Viability assay. A Propidium Iodide (PI) stating was carried out on the final cell mixture before the operation. Following the sample preparation, 1×104 cells/100µl were mixed with a 5-10 µl PI fluorescent agent (Sigma-Aldrich). The sample was then incubated in the dark for 1 min and finally analyzed by FACS Calibur flow cytometer and Flowjo software.
Cytogenetic analysis. The cytogenetic stability of the cultured cells was studied using the standard GTG-banding technique. The cells were delivered to the cytogenetic department of Children's Medical Center and harvested for the conventional karyotype examination.
Cell transplantation
The cells were separately trypsinized and prepared for transplantation. They were mixed in a ratio of 1:1 of OEC: MSC in 2 ml injectable saline solution (0.9%) at a final concentration of 15×106 cells per ml. Under sterile conditions, the intrathecal injection of the cell mixture was carried out according to our previous study (Oraee-Yazdani et al. 2016).
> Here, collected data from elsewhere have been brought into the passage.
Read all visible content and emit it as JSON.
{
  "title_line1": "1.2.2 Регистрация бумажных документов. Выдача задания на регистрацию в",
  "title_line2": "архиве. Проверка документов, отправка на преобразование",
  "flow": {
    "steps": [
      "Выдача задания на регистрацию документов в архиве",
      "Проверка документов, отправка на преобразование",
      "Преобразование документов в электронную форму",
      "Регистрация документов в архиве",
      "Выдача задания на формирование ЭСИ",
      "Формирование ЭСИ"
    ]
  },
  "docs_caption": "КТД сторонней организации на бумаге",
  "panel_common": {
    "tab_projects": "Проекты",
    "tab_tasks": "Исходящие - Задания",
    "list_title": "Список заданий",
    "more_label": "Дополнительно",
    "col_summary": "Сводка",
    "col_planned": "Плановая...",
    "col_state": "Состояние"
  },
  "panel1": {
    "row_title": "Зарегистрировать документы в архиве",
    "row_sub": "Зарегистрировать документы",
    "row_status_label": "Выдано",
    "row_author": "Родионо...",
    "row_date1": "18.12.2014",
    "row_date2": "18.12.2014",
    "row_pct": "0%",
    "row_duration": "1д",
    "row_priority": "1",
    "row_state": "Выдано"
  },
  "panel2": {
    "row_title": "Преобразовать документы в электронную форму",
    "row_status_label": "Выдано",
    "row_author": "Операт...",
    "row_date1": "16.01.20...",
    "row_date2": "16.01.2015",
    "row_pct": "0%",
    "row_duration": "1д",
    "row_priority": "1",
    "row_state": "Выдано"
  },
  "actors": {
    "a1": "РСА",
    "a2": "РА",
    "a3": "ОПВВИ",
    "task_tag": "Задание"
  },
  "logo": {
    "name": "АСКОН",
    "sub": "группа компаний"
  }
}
Briefly, the patients were hospitalized and placed in the operating room in a lateral position. After aseptic preparation, the sample was slowly injected into the subarachnoid space of the L4/L5 level through the lumbar puncture using the spinal needle 24 G. The needle was kept in place for one additional minute to avoid leakage.
Pre- and post-operative evaluations
The patients were monitored regularly to record the vital signs and any adverse events based on the Common Terminology Criteria for Adverse Events (CTCAE) version 5.0 guideline. The pre-operative Magnetic Resonance Imaging (MRI) scans were carefully analyzed and compared with the ones taken 12 and 24 months post-surgery to track the radiological changes of the spinal cord and its surrounding tissue. To follow the neurological status and functional recovery of the patients, the International Standard of Neurological Classification for Spinal Cord Injury (ISNCSCI) sensory and motor scoring system and the Spinal Cord Independence Measure (SCIM) version III scale were respectively evaluated before and after surgery at 6-month intervals up to 24 months. An electromyography test was carried out when the patients claimed any improvements in their motor activity to confirm that the reported muscle contraction is voluntary.